Ofisimde oturup önümdeki bilgisayarda bir şeyleri incelerken mor deri kaplı ajandaya da bir şeyleri not ediyordum. Salık olan saçlarımı yine kalemle tutturmuştum. İçinde bulunduğum atmosfer beni boğarken masanın üzerindeki kumandayı elime alıp klimayı çalıştırdım. Dışarının soğuğuna karşın içerisi ateş gibi yanıyordu. Klimayı istediğim ayara getirip kumandayı masanın üzerine bıraktım. Mola bittiğinden bu yana üç saat geçmişti. Yorgun bir şekilde esnerken ağzımı kapattım. Mayışmıştım sanırım ya da beynim pilini tüketiyor bu da vücudumun hareketlerini yavaşlatıyordu. Bilgisayarda yaptığım değişiklikleri kaydedip sekmeyi kenara kaydırdım ve dizüstü bilgisayarın kapağını kapattım.

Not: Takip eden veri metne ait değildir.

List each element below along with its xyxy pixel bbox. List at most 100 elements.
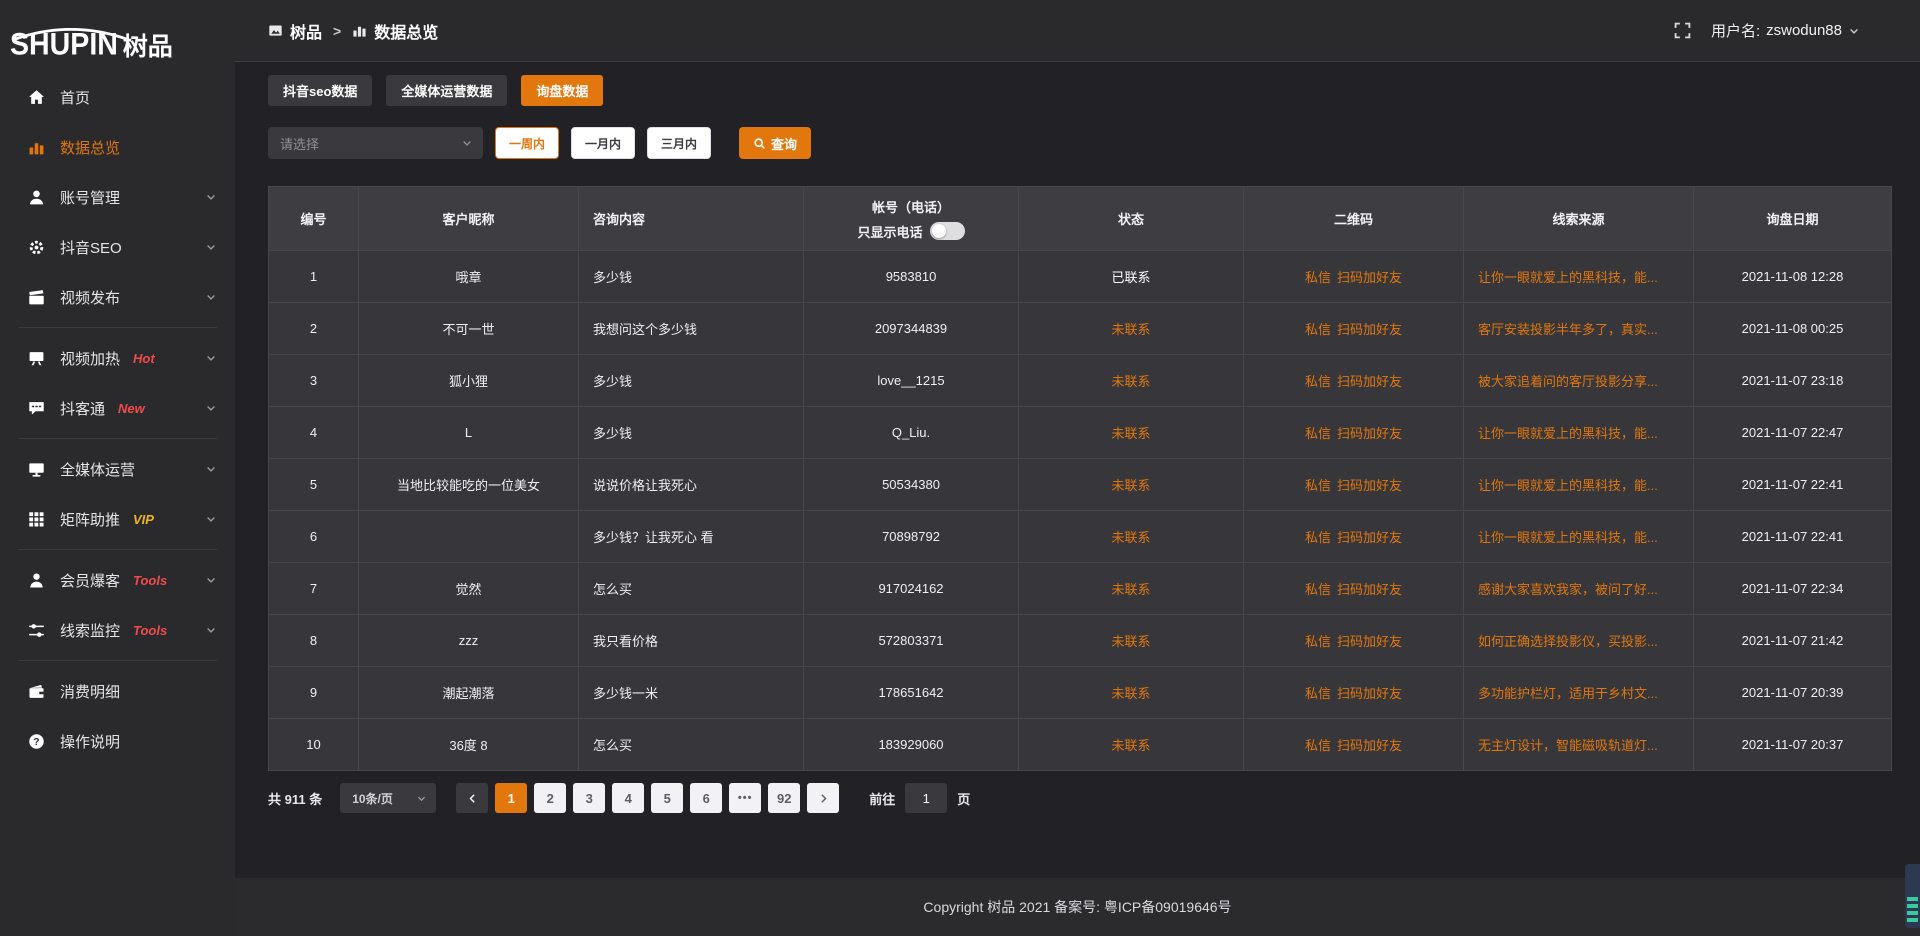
sidebar-item-lead-monitor[interactable]: 线索监控Tools xyxy=(0,605,235,655)
cell-source[interactable]: 让你一眼就爱上的黑科技，能... xyxy=(1464,459,1694,511)
breadcrumb-item-shupin[interactable]: 树品 xyxy=(268,19,322,43)
page-button-4[interactable]: 4 xyxy=(612,783,644,813)
qr-private-message-link[interactable]: 私信 xyxy=(1305,374,1331,389)
qr-scan-add-friend-link[interactable]: 扫码加好友 xyxy=(1337,270,1402,285)
qr-private-message-link[interactable]: 私信 xyxy=(1305,686,1331,701)
table-body: 1哦章多少钱9583810已联系私信扫码加好友让你一眼就爱上的黑科技，能...2… xyxy=(269,251,1892,771)
sidebar-item-member-burst[interactable]: 会员爆客Tools xyxy=(0,555,235,605)
cell-nickname: 狐小狸 xyxy=(359,355,579,407)
toggle-knob xyxy=(932,224,946,238)
goto-page-input[interactable] xyxy=(905,783,947,813)
cell-status: 未联系 xyxy=(1019,459,1244,511)
qr-private-message-link[interactable]: 私信 xyxy=(1305,634,1331,649)
cell-source[interactable]: 让你一眼就爱上的黑科技，能... xyxy=(1464,407,1694,459)
clapper-icon xyxy=(28,289,45,306)
cell-source[interactable]: 客厅安装投影半年多了，真实... xyxy=(1464,303,1694,355)
account-header-title: 帐号（电话） xyxy=(872,197,950,216)
cell-source[interactable]: 让你一眼就爱上的黑科技，能... xyxy=(1464,511,1694,563)
app-root: SHUPIN 树品 首页数据总览账号管理抖音SEO视频发布视频加热Hot抖客通N… xyxy=(0,0,1920,936)
sidebar-item-account-manage[interactable]: 账号管理 xyxy=(0,172,235,222)
qr-scan-add-friend-link[interactable]: 扫码加好友 xyxy=(1337,478,1402,493)
phone-only-toggle[interactable] xyxy=(930,222,965,240)
qr-private-message-link[interactable]: 私信 xyxy=(1305,426,1331,441)
period-button-week[interactable]: 一周内 xyxy=(495,127,559,159)
status-badge: 未联系 xyxy=(1111,530,1150,545)
qr-scan-add-friend-link[interactable]: 扫码加好友 xyxy=(1337,426,1402,441)
cell-source[interactable]: 被大家追着问的客厅投影分享... xyxy=(1464,355,1694,407)
cell-qr: 私信扫码加好友 xyxy=(1244,355,1464,407)
cell-account: 178651642 xyxy=(804,667,1019,719)
logo-text-en: SHUPIN xyxy=(10,29,118,60)
cell-account: 917024162 xyxy=(804,563,1019,615)
table-row: 8zzz我只看价格572803371未联系私信扫码加好友如何正确选择投影仪，买投… xyxy=(269,615,1892,667)
cell-source[interactable]: 感谢大家喜欢我家，被问了好... xyxy=(1464,563,1694,615)
page-button-1[interactable]: 1 xyxy=(495,783,527,813)
qr-scan-add-friend-link[interactable]: 扫码加好友 xyxy=(1337,530,1402,545)
cell-source[interactable]: 让你一眼就爱上的黑科技，能... xyxy=(1464,251,1694,303)
username: zswodun88 xyxy=(1766,22,1842,39)
qr-scan-add-friend-link[interactable]: 扫码加好友 xyxy=(1337,582,1402,597)
page-button-5[interactable]: 5 xyxy=(651,783,683,813)
qr-scan-add-friend-link[interactable]: 扫码加好友 xyxy=(1337,322,1402,337)
qr-private-message-link[interactable]: 私信 xyxy=(1305,738,1331,753)
filter-bar: 请选择 一周内一月内三月内 查询 xyxy=(268,127,1891,159)
cell-source[interactable]: 多功能护栏灯，适用于乡村文... xyxy=(1464,667,1694,719)
qr-private-message-link[interactable]: 私信 xyxy=(1305,270,1331,285)
qr-scan-add-friend-link[interactable]: 扫码加好友 xyxy=(1337,686,1402,701)
query-button[interactable]: 查询 xyxy=(739,127,811,159)
cell-source[interactable]: 如何正确选择投影仪，买投影... xyxy=(1464,615,1694,667)
floating-widget[interactable] xyxy=(1905,864,1920,928)
page-button-6[interactable]: 6 xyxy=(690,783,722,813)
qr-private-message-link[interactable]: 私信 xyxy=(1305,530,1331,545)
footer: Copyright 树品 2021 备案号: 粤ICP备09019646号 xyxy=(235,878,1920,936)
sidebar-item-expense-detail[interactable]: 消费明细 xyxy=(0,666,235,716)
sidebar-item-douyin-seo[interactable]: 抖音SEO xyxy=(0,222,235,272)
table-row: 3狐小狸多少钱love__1215未联系私信扫码加好友被大家追着问的客厅投影分享… xyxy=(269,355,1892,407)
sidebar-item-help[interactable]: ?操作说明 xyxy=(0,716,235,766)
filter-select-placeholder: 请选择 xyxy=(280,134,319,153)
page-button-3[interactable]: 3 xyxy=(573,783,605,813)
sidebar-item-label: 首页 xyxy=(60,87,90,108)
sidebar-item-douketong[interactable]: 抖客通New xyxy=(0,383,235,433)
col-header-status: 状态 xyxy=(1019,187,1244,251)
qr-private-message-link[interactable]: 私信 xyxy=(1305,478,1331,493)
sidebar-item-data-overview[interactable]: 数据总览 xyxy=(0,122,235,172)
period-button-quarter[interactable]: 三月内 xyxy=(647,127,711,159)
sidebar-item-media-operation[interactable]: 全媒体运营 xyxy=(0,444,235,494)
period-button-month[interactable]: 一月内 xyxy=(571,127,635,159)
sidebar-item-matrix-boost[interactable]: 矩阵助推VIP xyxy=(0,494,235,544)
sidebar-item-home[interactable]: 首页 xyxy=(0,72,235,122)
filter-select[interactable]: 请选择 xyxy=(268,127,483,159)
user-menu[interactable]: 用户名: zswodun88 xyxy=(1711,20,1860,41)
qr-private-message-link[interactable]: 私信 xyxy=(1305,322,1331,337)
page-more-button[interactable]: ••• xyxy=(729,783,761,813)
sidebar-item-badge: Hot xyxy=(133,351,155,366)
next-page-button[interactable] xyxy=(807,783,839,813)
chevron-right-icon xyxy=(818,793,829,804)
page-button-92[interactable]: 92 xyxy=(768,783,800,813)
app-logo[interactable]: SHUPIN 树品 xyxy=(0,8,235,62)
sidebar-item-label: 视频加热 xyxy=(60,348,120,369)
page-size-select[interactable]: 10条/页 xyxy=(340,783,436,813)
cell-id: 10 xyxy=(269,719,359,771)
table-row: 2不可一世我想问这个多少钱2097344839未联系私信扫码加好友客厅安装投影半… xyxy=(269,303,1892,355)
sidebar-item-video-heat[interactable]: 视频加热 Hot xyxy=(0,333,235,383)
tab-media-operation-data[interactable]: 全媒体运营数据 xyxy=(386,75,507,106)
cell-account: 9583810 xyxy=(804,251,1019,303)
qr-private-message-link[interactable]: 私信 xyxy=(1305,582,1331,597)
sidebar-item-video-publish[interactable]: 视频发布 xyxy=(0,272,235,322)
qr-scan-add-friend-link[interactable]: 扫码加好友 xyxy=(1337,738,1402,753)
person-icon xyxy=(28,572,45,589)
tab-douyin-seo-data[interactable]: 抖音seo数据 xyxy=(268,75,372,106)
breadcrumb-item-data-overview[interactable]: 数据总览 xyxy=(352,19,438,43)
qr-scan-add-friend-link[interactable]: 扫码加好友 xyxy=(1337,634,1402,649)
prev-page-button[interactable] xyxy=(456,783,488,813)
sidebar-item-badge: Tools xyxy=(133,573,167,588)
cell-nickname: 36度 8 xyxy=(359,719,579,771)
cell-source[interactable]: 无主灯设计，智能磁吸轨道灯... xyxy=(1464,719,1694,771)
photo-icon xyxy=(268,23,283,38)
fullscreen-icon[interactable] xyxy=(1674,22,1691,39)
qr-scan-add-friend-link[interactable]: 扫码加好友 xyxy=(1337,374,1402,389)
tab-inquiry-data[interactable]: 询盘数据 xyxy=(521,75,603,106)
page-button-2[interactable]: 2 xyxy=(534,783,566,813)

Kapıdan çıkmadan önce arkamı dönüp ofisime öylece bir göz gezdirip odadan çıktım ve kapıyı arkamdan kilitledim. Ofiste, çay molası verdiğimiz mutfağa benzer bir oda vardı. Sadece çay değil kahve falanda yapabiliyorduk. Bu özelliği şirketin en sevdiğim yanıydı. Kettle'a su koyup çalıştırdım ve kaynamasını bekledim o sırada kahve koymak için kulplu bardaklara bakınıyordum. Aradığıma uygun bir bardak bulunca gülümseyip yukarı uzandım ve bardağı elime aldım sonra da kapağı kapattım.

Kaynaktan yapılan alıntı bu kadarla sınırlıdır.